I spoke to Prashant Sridharan, group product manager for Visual Studio. He told me that Visual Studio 2008, formerly codenamed Orcas, is set to ship by the end of the year, which probably means November or December. Among many new features, he highlighed LINQ (Language Integrated Query), which he classified as a productivity feature, new optimization and analysis tools, and scalability and performance improvements in Team System. SQL Server 2008 will be supported. We will also get designers for WPF (Windows Presentation Foundation), and in due course for Silverlight as well. Shridharan said that the final Silverlight designer might not make the initial release, but will be available shortly after at worst.
I am still puzzled as to why it has taken Microsoft a year from the release of .NET Framework 3.0, which was released with Vista, to come up with non-beta designers for WPF. Shridharan did not really explain the delay, but commented that .NET Framework 3.0 was really an interim release; Visual Studio 2008 will ship more or less simultaneously with .NET Framework 3.5.
I asked whether the direction established with the free Express tools is likely to continue. Shridharan says that it will, but that he feels the current Express line is too complex and confusing for its target novice users. The 2008 range will be similar, but it may be further simplified in subsequent releases. I am not sure how to decode this message. Is it really that the tools are confusing for novices, or is Microsoft giving too much away and wants to draw back a little? The complexity problem is real, but chopping out a few features will not improve it much; it would take radical re-thinking of the whole development approach – think PopFly, which I’ve just noticed also uses the Express word in its slogan, “Express yourself.” See also the note on commoditization below.
I also touched on the question of software factories, about which Jack Greenfield enthused at the architecture conference I attended in March.
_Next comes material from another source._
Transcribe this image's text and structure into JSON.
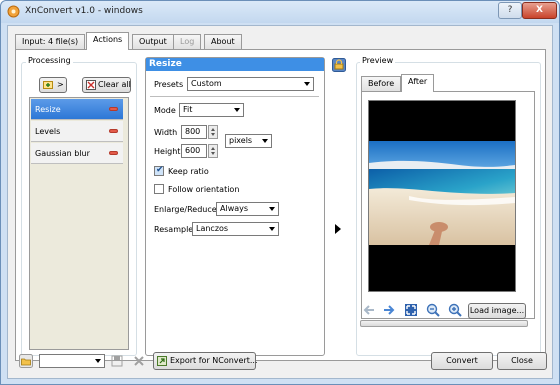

Will this be surfaced at all in Visual Studio 2008? Well, one thing which was apparent from my chat to Greenfield was that Microsoft’s software architecture strategy is vulnerable to the musical chairs of internal reorganization. Shridharan did say that the Patterns and Practices team is now integrated with the Visual Studio team, which should mean that more of its (most interesting) work is surfaced in Visual Studio itself. That sounds good; but what of Greenfield’s vision for how software factories can transform software development? It doesn’t seem to be one shared by Shridharan, who observed that all the Visual Studio designers are software factories and was vague about future developments in this area. That may mean he is the wrong person to talk to about this, or it might suggest a more conservative approach than Greenfield hopes for. In any event, it seems that it won’t be this release which delivers radical changes in the modeling or software factories area.
Finally, I asked Sridharan about the commoditization of development tools, and whether Microsoft might one day give away Visual Studio in order to promote its platform. He prevaricated a bit. “We’re not a profit centre in the same way as Office. We do make a sizeable chunk of revenue of out Visual Studio … you can have co-existence of free tools with a high-end product on which you drive revenue.”
All true, but the free tools are improving and the trend is in that direction. “We are I think close to an infexion point , but I don’t think we’re quite there yet, in terms of the commoditization around tools,” says Sridharan. “We’re very close. Within Microsoft that gets a lot of debate, and we’re investigating actively. You’re certainly not going to see anything happen in Visual Studio 2008, but over time, who knows?”